Integrated molecular profiling of juvenile myelomonocytic leukemia

Integrated molecular profiling of juvenile myelomonocytic leukemia
JMML is a rare myeloid neoplasm with few therapeutic options. The majority of cases are driven by mutations in the RAS pathway and several molecular and clinical prognostic markers are known. This research group used multi-omic profiling to find driver events in the ~20% of patients without RAS mutations and to identify new prognostic markers.
150 children were included in this study although not all patients were evaluated by each modality. The majority of data was generated through high-throughput exome sequencing, high-throughput mRNA sequencing, and a DNA methylation array (the now-defunct Illumina 450K array).

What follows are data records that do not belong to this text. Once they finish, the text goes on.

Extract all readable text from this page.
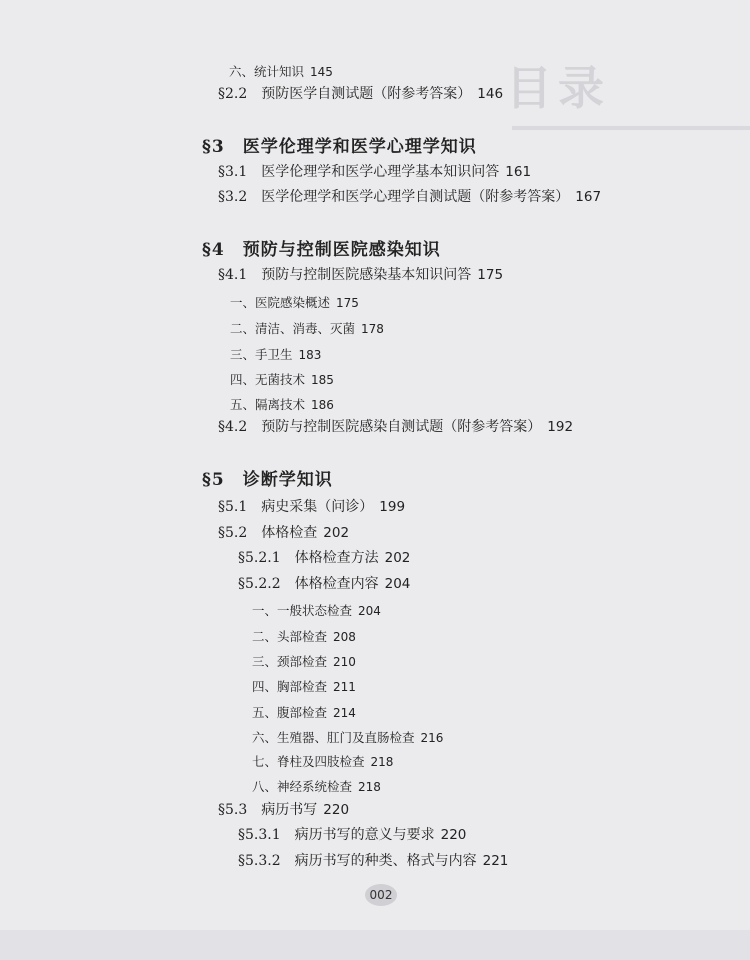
目录
六、统计知识 145
§2.2　预防医学自测试题（附参考答案） 146
§3　医学伦理学和医学心理学知识
§3.1　医学伦理学和医学心理学基本知识问答 161
§3.2　医学伦理学和医学心理学自测试题（附参考答案） 167
§4　预防与控制医院感染知识
§4.1　预防与控制医院感染基本知识问答 175
一、医院感染概述 175
二、清洁、消毒、灭菌 178
三、手卫生 183
四、无菌技术 185
五、隔离技术 186
§4.2　预防与控制医院感染自测试题（附参考答案） 192
§5　诊断学知识
§5.1　病史采集（问诊） 199
§5.2　体格检查 202
§5.2.1　体格检查方法 202
§5.2.2　体格检查内容 204
一、一般状态检查 204
二、头部检查 208
三、颈部检查 210
四、胸部检查 211
五、腹部检查 214
六、生殖器、肛门及直肠检查 216
七、脊柱及四肢检查 218
八、神经系统检查 218
§5.3　病历书写 220
§5.3.1　病历书写的意义与要求 220
§5.3.2　病历书写的种类、格式与内容 221
002
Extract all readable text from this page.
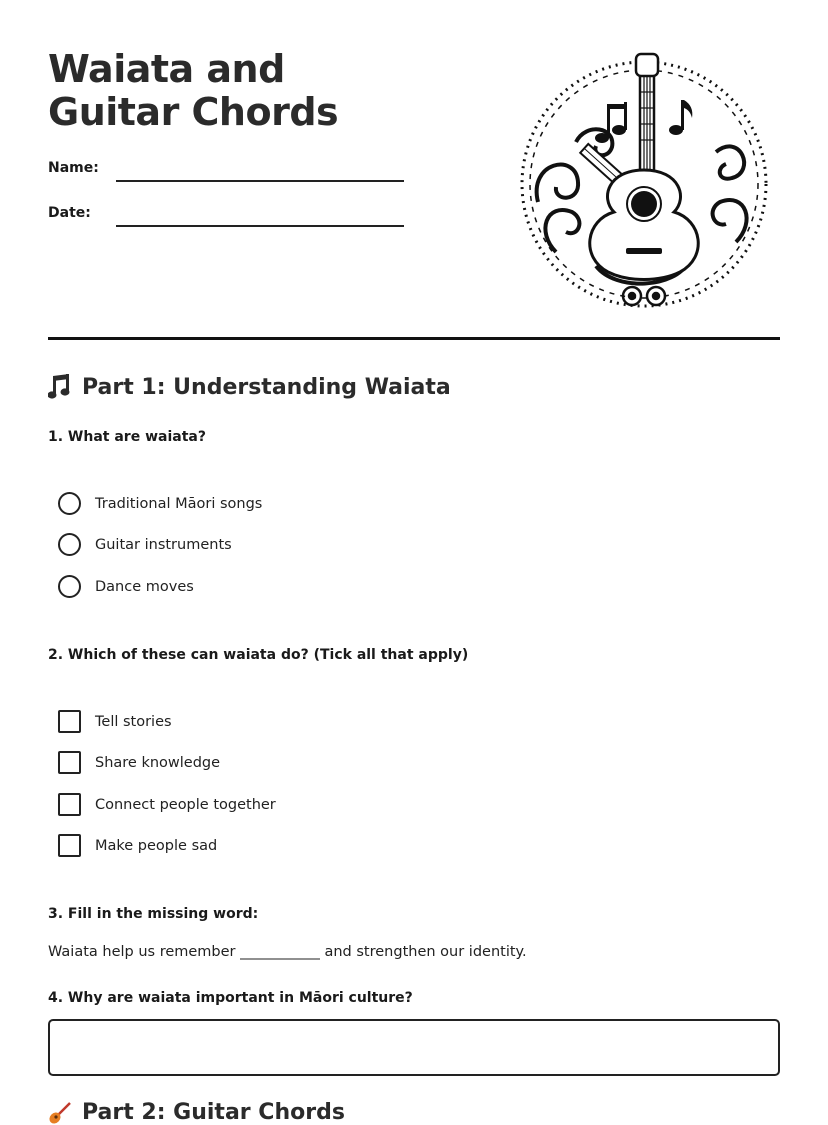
Waiata and Guitar Chords
Name:
Date:
Part 1: Understanding Waiata

1. What are waiata?

Traditional Māori songs
Guitar instruments
Dance moves

2. Which of these can waiata do? (Tick all that apply)

Tell stories
Share knowledge
Connect people together
Make people sad

3. Fill in the missing word:

Waiata help us remember ___________ and strengthen our identity.

4. Why are waiata important in Māori culture?

Part 2: Guitar Chords
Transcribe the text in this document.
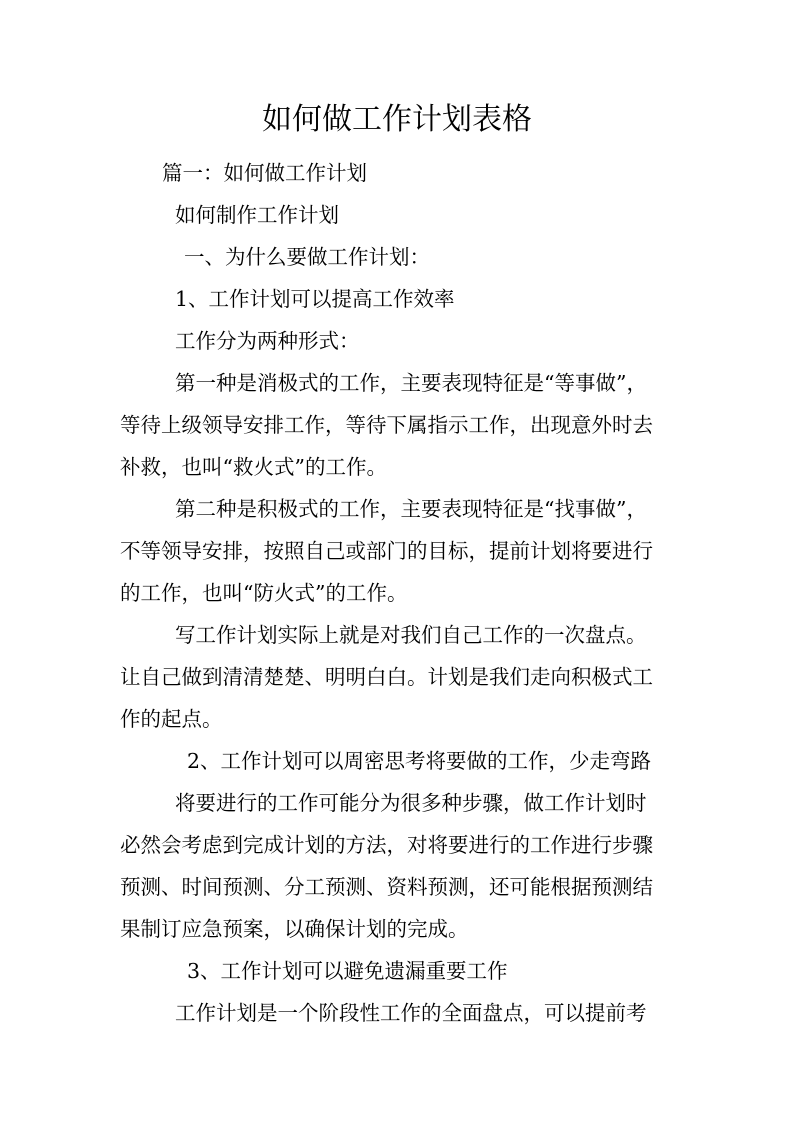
如何做工作计划表格

篇一：如何做工作计划

如何制作工作计划

一、为什么要做工作计划：

1、工作计划可以提高工作效率

工作分为两种形式：

第一种是消极式的工作，主要表现特征是“等事做”，

等待上级领导安排工作，等待下属指示工作，出现意外时去

补救，也叫“救火式”的工作。

第二种是积极式的工作，主要表现特征是“找事做”，

不等领导安排，按照自己或部门的目标，提前计划将要进行

的工作，也叫“防火式”的工作。

写工作计划实际上就是对我们自己工作的一次盘点。

让自己做到清清楚楚、明明白白。计划是我们走向积极式工

作的起点。

2、工作计划可以周密思考将要做的工作，少走弯路

将要进行的工作可能分为很多种步骤，做工作计划时

必然会考虑到完成计划的方法，对将要进行的工作进行步骤

预测、时间预测、分工预测、资料预测，还可能根据预测结

果制订应急预案，以确保计划的完成。

3、工作计划可以避免遗漏重要工作

工作计划是一个阶段性工作的全面盘点，可以提前考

1) Three children without RAS pathway mutations were found to have ALK (n = 2) or ROS1 (n = 1) fusions. Crizotinib (a TKI effective against ALK and ROS1 activity) decreased proliferation in cell lines obtained from these patients. One patient with an ALK fusion and refractory disease had a clinical response to Crizotinib bridging her to transplant.
2) The group identified 2 DNA methylation profiles and 4 RNA expression profiles. LIN28B (a developmental gene involved in microRNA activity and affected in multiple cancers) was both differentially methylated and expressed. The "hypermethylation" profile and "AML-like" profile both carried poor prognosis.
When creating tumor profiles using genome-wide data such as DNA methylation or RNA sequencing, investigators must make many choices (e.g. how to normalize and filter the data, which coordinates to use, how to define a subgroup etc). In this study, the selected sequencing methodology is debatable, so analyses can only be considered robust if they are convincingly replicated - otherwise they may be artifacts of upstream analytical decisions
This is a thorough analysis of a large number of JMML cases. The finding of ALK/ROS1 fusions - even though rare - should prompt us to look for these fusions in our refractory patients keeping in mind the possible use of targeted agents. The DNA methylation and expression profiles require replication before integration with clinical decision making.